Microsoft open-sourced AI Engineer Coach, a VS Code extension that scores developer AI workflow quality across 5 categories with 45 anti-pattern rules.
Microsoft open-sourced AI Engineer Coach, a VS Code extension that analyzes how developers use AI coding agents. The tool reads local logs from GitHub Copilot, Claude Code, Codex CLI, OpenCode, and Xcode into a single dashboard.
Key facts
- Analyzes sessions from 5 AI coding tools.
- Scores across 5 workflow quality categories.
- Includes 45 anti-pattern detection rules.
- Uses markdown-based rule engine with expression language.
- MIT licensed, fully open-source, zero telemetry.
Microsoft released AI Engineer Coach as an open-source VS Code extension (also compatible with Cursor and Antigravity) that treats developer-AI interaction like an observability tool treats production systems. [According to @akshay_pachaar] The extension reads local session logs from five major AI coding tools — GitHub Copilot, Claude Code, Codex CLI, OpenCode, and Xcode — and presents a unified dashboard.
How It Scores Developers
The tool scores workflow across five categories: prompt quality, session hygiene, code review, tool mastery, and context management. It ships with 45 anti-pattern detection rules covering issues like prompts lacking file context, mega sessions that drift off-topic, auto-approving terminal commands without a devcontainer, and burning premium tokens on trivial questions. Each finding includes what went wrong, how to fix it, and a real example from the user's own sessions.

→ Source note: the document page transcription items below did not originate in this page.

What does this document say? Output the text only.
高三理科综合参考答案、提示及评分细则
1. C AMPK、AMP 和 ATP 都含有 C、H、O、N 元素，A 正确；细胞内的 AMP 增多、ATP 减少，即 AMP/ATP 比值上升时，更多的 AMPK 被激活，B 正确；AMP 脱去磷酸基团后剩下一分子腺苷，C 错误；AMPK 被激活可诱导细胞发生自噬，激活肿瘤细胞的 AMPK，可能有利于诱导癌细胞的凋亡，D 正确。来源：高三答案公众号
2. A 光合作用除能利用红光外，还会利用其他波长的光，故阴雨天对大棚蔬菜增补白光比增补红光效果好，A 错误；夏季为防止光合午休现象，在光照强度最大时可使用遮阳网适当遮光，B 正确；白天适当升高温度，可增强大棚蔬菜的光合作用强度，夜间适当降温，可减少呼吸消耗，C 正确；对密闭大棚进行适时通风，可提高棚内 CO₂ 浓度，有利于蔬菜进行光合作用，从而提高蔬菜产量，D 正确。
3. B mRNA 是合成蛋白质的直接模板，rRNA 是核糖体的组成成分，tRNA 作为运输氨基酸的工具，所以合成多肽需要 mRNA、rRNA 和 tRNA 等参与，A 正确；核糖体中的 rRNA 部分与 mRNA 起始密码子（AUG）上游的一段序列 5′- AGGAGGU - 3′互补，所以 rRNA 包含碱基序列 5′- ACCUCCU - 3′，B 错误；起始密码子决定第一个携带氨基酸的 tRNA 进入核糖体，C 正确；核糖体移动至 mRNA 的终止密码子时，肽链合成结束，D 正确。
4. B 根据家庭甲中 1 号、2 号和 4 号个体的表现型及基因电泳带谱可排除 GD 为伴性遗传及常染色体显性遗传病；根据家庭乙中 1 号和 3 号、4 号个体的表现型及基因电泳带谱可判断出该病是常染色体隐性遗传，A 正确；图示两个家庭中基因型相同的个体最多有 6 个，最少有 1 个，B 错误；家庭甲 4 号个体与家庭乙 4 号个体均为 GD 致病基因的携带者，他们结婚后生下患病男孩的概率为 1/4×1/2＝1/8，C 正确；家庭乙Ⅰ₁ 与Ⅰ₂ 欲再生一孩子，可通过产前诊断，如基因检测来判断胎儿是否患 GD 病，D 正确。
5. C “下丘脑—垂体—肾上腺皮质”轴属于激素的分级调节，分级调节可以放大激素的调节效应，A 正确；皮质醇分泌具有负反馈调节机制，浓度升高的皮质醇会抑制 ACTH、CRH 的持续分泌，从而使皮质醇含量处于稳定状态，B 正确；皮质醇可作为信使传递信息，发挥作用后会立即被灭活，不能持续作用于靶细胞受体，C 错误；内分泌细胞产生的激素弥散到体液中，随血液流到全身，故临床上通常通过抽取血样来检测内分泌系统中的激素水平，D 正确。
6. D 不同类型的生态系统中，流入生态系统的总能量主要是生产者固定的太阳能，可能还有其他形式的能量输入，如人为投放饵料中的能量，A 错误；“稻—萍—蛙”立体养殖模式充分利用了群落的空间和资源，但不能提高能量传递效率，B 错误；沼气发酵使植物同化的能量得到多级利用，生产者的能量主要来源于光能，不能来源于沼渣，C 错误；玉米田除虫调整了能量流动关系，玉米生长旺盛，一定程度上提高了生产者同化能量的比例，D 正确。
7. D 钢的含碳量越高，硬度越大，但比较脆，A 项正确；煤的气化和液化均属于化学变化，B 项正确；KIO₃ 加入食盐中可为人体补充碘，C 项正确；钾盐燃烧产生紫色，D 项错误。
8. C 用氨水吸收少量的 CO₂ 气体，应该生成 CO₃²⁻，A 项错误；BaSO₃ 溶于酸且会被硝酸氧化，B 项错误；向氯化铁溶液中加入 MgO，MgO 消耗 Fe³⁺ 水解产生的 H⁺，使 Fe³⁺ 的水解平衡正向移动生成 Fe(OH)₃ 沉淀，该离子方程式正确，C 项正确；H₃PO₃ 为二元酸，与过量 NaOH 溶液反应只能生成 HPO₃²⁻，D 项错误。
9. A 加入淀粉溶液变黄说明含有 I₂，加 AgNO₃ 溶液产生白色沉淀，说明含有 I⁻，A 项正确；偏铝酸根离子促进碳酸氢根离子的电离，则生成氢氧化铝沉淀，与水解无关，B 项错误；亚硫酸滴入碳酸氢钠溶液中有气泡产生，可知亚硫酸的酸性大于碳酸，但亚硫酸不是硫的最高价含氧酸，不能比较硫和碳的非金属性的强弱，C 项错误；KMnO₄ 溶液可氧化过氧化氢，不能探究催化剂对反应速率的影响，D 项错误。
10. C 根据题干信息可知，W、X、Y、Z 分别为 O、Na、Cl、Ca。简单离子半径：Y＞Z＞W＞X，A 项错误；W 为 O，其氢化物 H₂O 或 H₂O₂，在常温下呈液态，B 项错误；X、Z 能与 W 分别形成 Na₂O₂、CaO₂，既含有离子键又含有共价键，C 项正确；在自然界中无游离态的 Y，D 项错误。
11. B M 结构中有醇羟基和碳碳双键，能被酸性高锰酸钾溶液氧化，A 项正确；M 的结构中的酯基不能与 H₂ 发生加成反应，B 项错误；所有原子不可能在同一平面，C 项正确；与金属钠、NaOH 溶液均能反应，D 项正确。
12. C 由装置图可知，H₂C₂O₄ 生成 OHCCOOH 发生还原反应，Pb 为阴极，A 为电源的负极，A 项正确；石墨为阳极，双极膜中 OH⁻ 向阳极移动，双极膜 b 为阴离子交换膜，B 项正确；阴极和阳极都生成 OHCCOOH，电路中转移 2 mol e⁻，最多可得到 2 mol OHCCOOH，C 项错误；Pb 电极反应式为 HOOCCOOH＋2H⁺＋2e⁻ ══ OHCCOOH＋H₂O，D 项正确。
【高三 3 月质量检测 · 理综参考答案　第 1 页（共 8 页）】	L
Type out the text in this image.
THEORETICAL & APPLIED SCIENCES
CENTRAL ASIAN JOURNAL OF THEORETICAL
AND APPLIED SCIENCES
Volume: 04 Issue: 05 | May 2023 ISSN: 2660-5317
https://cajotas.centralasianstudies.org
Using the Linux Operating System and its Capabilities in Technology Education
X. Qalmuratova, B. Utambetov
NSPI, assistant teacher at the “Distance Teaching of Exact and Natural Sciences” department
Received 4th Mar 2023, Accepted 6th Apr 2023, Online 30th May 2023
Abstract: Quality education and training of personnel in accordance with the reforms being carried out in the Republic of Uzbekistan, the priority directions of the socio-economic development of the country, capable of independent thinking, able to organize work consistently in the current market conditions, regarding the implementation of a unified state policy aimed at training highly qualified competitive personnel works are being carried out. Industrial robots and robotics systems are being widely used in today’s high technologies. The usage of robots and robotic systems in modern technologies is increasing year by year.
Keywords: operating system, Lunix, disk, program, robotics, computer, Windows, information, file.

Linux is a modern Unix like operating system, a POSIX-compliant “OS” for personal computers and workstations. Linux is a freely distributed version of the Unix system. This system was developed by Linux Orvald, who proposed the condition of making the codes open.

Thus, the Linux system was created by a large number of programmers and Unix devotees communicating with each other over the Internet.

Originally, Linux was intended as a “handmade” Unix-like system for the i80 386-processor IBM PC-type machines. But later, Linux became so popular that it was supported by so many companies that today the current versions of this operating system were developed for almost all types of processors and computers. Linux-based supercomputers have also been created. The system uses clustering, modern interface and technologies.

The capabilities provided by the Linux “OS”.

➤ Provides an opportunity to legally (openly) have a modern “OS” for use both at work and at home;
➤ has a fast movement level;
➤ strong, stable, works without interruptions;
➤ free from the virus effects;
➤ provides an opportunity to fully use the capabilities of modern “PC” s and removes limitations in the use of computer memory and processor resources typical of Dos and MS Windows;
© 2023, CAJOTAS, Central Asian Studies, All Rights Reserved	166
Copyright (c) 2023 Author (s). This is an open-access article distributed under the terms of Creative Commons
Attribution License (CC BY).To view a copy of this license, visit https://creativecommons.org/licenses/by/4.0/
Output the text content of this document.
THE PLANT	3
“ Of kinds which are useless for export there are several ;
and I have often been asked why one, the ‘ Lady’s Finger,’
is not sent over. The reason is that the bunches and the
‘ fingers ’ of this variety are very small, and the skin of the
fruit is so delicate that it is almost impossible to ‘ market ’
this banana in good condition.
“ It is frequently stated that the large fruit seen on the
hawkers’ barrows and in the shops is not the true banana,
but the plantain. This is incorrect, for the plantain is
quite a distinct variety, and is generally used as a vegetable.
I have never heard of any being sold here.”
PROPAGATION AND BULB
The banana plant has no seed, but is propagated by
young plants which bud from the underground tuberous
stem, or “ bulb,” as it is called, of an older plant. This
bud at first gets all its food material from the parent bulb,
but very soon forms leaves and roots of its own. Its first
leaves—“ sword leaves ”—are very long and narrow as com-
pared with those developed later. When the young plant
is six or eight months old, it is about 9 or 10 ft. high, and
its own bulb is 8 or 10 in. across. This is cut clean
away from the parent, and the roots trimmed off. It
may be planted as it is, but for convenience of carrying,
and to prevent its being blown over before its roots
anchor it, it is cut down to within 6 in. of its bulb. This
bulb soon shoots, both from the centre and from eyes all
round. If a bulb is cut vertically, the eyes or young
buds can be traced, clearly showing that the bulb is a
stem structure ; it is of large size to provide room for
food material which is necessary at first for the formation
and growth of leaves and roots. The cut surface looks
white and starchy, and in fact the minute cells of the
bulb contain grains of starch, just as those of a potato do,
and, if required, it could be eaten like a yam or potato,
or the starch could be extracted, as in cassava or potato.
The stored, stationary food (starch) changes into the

The Rule Engine Is the Differentiator
The rule engine is the standout feature. Every detector is a markdown file with a small expression language, letting users tune thresholds, write new rules, or describe one in plain English and let Copilot scaffold it. There's also a Skill Finder that spots repeated prompt patterns and turns them into reusable skills. Everything runs locally, is read-only by design, and sends zero telemetry.
The Unique Take
The AP wire would frame this as another dev tool release. The structural observation is different: after two years of making AI agents faster, the industry has almost no tooling to measure how effectively developers work with them. AI Engineer Coach fills that gap by applying observability principles — logging, scoring, alerting — to the developer-AI interaction layer. It's a sign that the next frontier isn't agent speed but agent workflow quality, and Microsoft is betting open-source community contributions will define the anti-pattern library faster than any internal team could.
What to watch
Watch for community adoption velocity — how many custom anti-pattern rules get contributed in the first 90 days. Also monitor whether JetBrains or Cursor builds a competing version, signaling that workflow observability becomes a standard feature, not a niche extension.